(At least the book people get to do their wandering in an aromatic forest alongside a scenic riverbank; right now my office is deep in an interior building, devoid of natural light. Though I live in a stunningly beautiful place, while at work I don't get to see it, not even through a window. Such is the current status of the English professor in 2014.)
While the "book people" could at least see the light of day, we do have one advantage on them: the possibility to connect through technology. I know, I know—it’s popular for people like us (i.e., people who read) to bash technology as evil, to view the computer and/or the TV and/or the video game console and/or the smart phone as contributors to the dumbing-down of humanity, the fall of literacy, and perhaps the end of civilization as we know it. Here again I think of Fahrenheit 451, when the once-professor Faber opines: "It's not books you need, it's some of the things that once were in books. . . . The same infinite detail and awareness could be projected through the radios, and televisors, but are not. No, no, it's not books at all you're looking for! Take it where you can find it . . . Books were only one type of receptacle where we stored a lot of things we were afraid we might forget. There is nothing magical in them at all. The magic is only in what books say, how they stitched the patches of the universe together into one garment for us."
Faber makes a good point--after all, Mein Kampf was a book. Nor is there anything inherently evil in pictures that move and speak (for instance, I never grow tired of hearing Martin Luther King orating on the National Mall, speaking aloud his dream). We all know people who use technology poorly—hey, at times we may even be those people—but we can also use it productively. In the spirit of Faber's advice to take "the magic" where we can find it, I hope this blog will help more of us to "store" a lot of non-tangible things: literature, of course (in many forms and genres, from many places), as well as music, film, theatre, art, history, comparative religion, philosophy, and all forms of human expression and their study—the stuff we learn how to do and/or to appreciate not because we hope to make big bucks by doing so, but because the process of pursuing these endeavors adds value and meaning to our lives in ways that go far beyond making more money and acquiring more "stuff."

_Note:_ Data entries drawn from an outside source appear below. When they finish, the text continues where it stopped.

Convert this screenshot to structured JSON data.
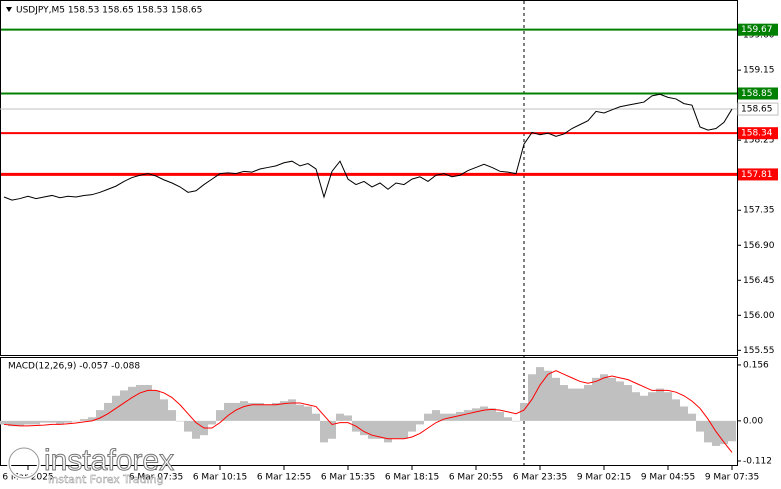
{
  "chart_data": [
    {
      "type": "line",
      "title": "USDJPY,M5  158.53 158.65 158.53 158.65",
      "series": [
        {
          "color": "#000000",
          "values": [
            157.52,
            157.48,
            157.5,
            157.53,
            157.5,
            157.52,
            157.54,
            157.51,
            157.53,
            157.52,
            157.54,
            157.55,
            157.58,
            157.62,
            157.66,
            157.72,
            157.77,
            157.8,
            157.82,
            157.79,
            157.74,
            157.7,
            157.65,
            157.58,
            157.6,
            157.68,
            157.75,
            157.82,
            157.83,
            157.82,
            157.85,
            157.84,
            157.88,
            157.9,
            157.92,
            157.96,
            157.98,
            157.92,
            157.95,
            157.88,
            157.52,
            157.85,
            157.98,
            157.75,
            157.68,
            157.72,
            157.65,
            157.7,
            157.62,
            157.7,
            157.68,
            157.75,
            157.78,
            157.72,
            157.8,
            157.82,
            157.78,
            157.8,
            157.86,
            157.9,
            157.94,
            157.9,
            157.85,
            157.84,
            157.82,
            158.2,
            158.35,
            158.32,
            158.34,
            158.3,
            158.33,
            158.4,
            158.45,
            158.5,
            158.62,
            158.6,
            158.64,
            158.68,
            158.7,
            158.72,
            158.74,
            158.82,
            158.84,
            158.8,
            158.78,
            158.72,
            158.7,
            158.42,
            158.38,
            158.4,
            158.48,
            158.65
          ]
        }
      ],
      "ylim": [
        155.49,
        159.82
      ],
      "yticks": [
        {
          "value": 159.6,
          "label": "159.60"
        },
        159.15,
        158.25,
        157.35,
        {
          "value": 156.9,
          "label": "156.90"
        },
        156.45,
        {
          "value": 156.0,
          "label": "156.00"
        },
        155.55
      ],
      "levels": [
        {
          "value": 159.67,
          "color": "#008000"
        },
        {
          "value": 158.85,
          "color": "#008000"
        },
        {
          "value": 158.34,
          "color": "#ff0000"
        },
        {
          "value": 157.81,
          "color": "#ff0000"
        }
      ],
      "bid": 158.65,
      "grid": false
    },
    {
      "type": "macd",
      "title": "MACD(12,26,9) -0.057 -0.088",
      "categories": [
        null,
        null,
        null,
        "6 Mar 2025",
        null,
        null,
        null,
        null,
        null,
        null,
        null,
        null,
        null,
        null,
        null,
        null,
        null,
        null,
        null,
        "6 Mar 07:35",
        null,
        null,
        null,
        null,
        null,
        null,
        null,
        "6 Mar 10:15",
        null,
        null,
        null,
        null,
        null,
        null,
        null,
        "6 Mar 12:55",
        null,
        null,
        null,
        null,
        null,
        null,
        null,
        "6 Mar 15:35",
        null,
        null,
        null,
        null,
        null,
        null,
        null,
        "6 Mar 18:15",
        null,
        null,
        null,
        null,
        null,
        null,
        null,
        "6 Mar 20:55",
        null,
        null,
        null,
        null,
        null,
        null,
        null,
        "6 Mar 23:35",
        null,
        null,
        null,
        null,
        null,
        null,
        null,
        "9 Mar 02:15",
        null,
        null,
        null,
        null,
        null,
        null,
        null,
        "9 Mar 04:55",
        null,
        null,
        null,
        null,
        null,
        null,
        null,
        "9 Mar 07:35"
      ],
      "series": [
        {
          "color": "#c0c0c0",
          "values": [
            -0.01,
            -0.015,
            -0.015,
            -0.01,
            -0.01,
            -0.005,
            -0.005,
            -0.01,
            -0.005,
            0,
            0.005,
            0.01,
            0.03,
            0.05,
            0.07,
            0.085,
            0.095,
            0.1,
            0.1,
            0.085,
            0.06,
            0.03,
            0,
            -0.03,
            -0.05,
            -0.04,
            -0.01,
            0.03,
            0.05,
            0.05,
            0.055,
            0.05,
            0.05,
            0.045,
            0.05,
            0.055,
            0.06,
            0.045,
            0.04,
            0.02,
            -0.06,
            -0.05,
            0.02,
            0.015,
            -0.03,
            -0.04,
            -0.05,
            -0.05,
            -0.06,
            -0.05,
            -0.05,
            -0.03,
            -0.01,
            0.02,
            0.03,
            0.02,
            0.02,
            0.025,
            0.03,
            0.035,
            0.04,
            0.035,
            0.025,
            0.01,
            0,
            0.05,
            0.13,
            0.15,
            0.14,
            0.12,
            0.1,
            0.09,
            0.09,
            0.1,
            0.12,
            0.13,
            0.12,
            0.11,
            0.1,
            0.08,
            0.07,
            0.08,
            0.09,
            0.08,
            0.06,
            0.04,
            0.02,
            -0.03,
            -0.06,
            -0.07,
            -0.065,
            -0.057
          ]
        },
        {
          "color": "#ff0000",
          "values": [
            -0.01,
            -0.012,
            -0.014,
            -0.014,
            -0.013,
            -0.012,
            -0.01,
            -0.01,
            -0.008,
            -0.006,
            -0.003,
            0,
            0.008,
            0.02,
            0.035,
            0.05,
            0.065,
            0.078,
            0.085,
            0.085,
            0.078,
            0.065,
            0.045,
            0.02,
            -0.005,
            -0.02,
            -0.02,
            -0.005,
            0.015,
            0.03,
            0.04,
            0.045,
            0.045,
            0.045,
            0.045,
            0.048,
            0.05,
            0.05,
            0.045,
            0.04,
            0.015,
            -0.01,
            -0.005,
            -0.005,
            -0.015,
            -0.03,
            -0.04,
            -0.045,
            -0.05,
            -0.05,
            -0.05,
            -0.045,
            -0.035,
            -0.02,
            -0.005,
            0.005,
            0.01,
            0.015,
            0.02,
            0.025,
            0.03,
            0.032,
            0.03,
            0.025,
            0.02,
            0.03,
            0.06,
            0.1,
            0.13,
            0.14,
            0.13,
            0.12,
            0.11,
            0.105,
            0.11,
            0.12,
            0.125,
            0.12,
            0.115,
            0.105,
            0.095,
            0.085,
            0.085,
            0.085,
            0.08,
            0.07,
            0.055,
            0.035,
            0.005,
            -0.03,
            -0.06,
            -0.088
          ]
        }
      ],
      "ylim": [
        -0.126,
        0.181
      ],
      "yticks": [
        0.156,
        {
          "value": 0,
          "label": "0.00"
        },
        -0.112
      ]
    }
  ],
  "watermark": {
    "brand": "instaforex",
    "tagline": "Instant Forex Trading"
  }
}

I’d also like to invite positive discussion and sharing of ideas--to take the humanities out of the so-called "ivory tower" (which in my case is more like a dungeon, lacking ivory). The humanities are crucial for everybody, not just those who teach, study, and/or practice them formally. The humanities have much to offer people from all walks of life, regardless of occupation, educational level, income, social status, religion, sexual orientation, gender, or any number of the many artificial barriers that fool us into thinking we don't share a common humanity. It is my hope that if we join together, those of us who care about keeping the arts and humanities alive--both within and outside traditional venues such as the academy--can convince more people to care and to work toward that end.
My goal here is ridiculously ambitious: I want nothing less than to change our cultural conversations. I want to broaden our sense of “what education is for,” to challenge unfair stereotypes of the hapless English major (or any arts/humanities student), and to persuade people that the humanities matter. I want to challenge the present cultural biases against anything that cannot be quantified in numerical terms. Like Bradbury's "book people," our goal is to keep cultural memory alive as we journey to a yet unknown place, anticipating a future in which a broader spectrum of society cares, as we do, about storing "a lot of things we [are] afraid we might forget." Maybe that is too much to expect, but we all owe it to ourselves to try. As Bradbury put it so well in his freakishly prescient novel: "Do your own bit of saving, and if you drown, at least die knowing you were headed for shore.”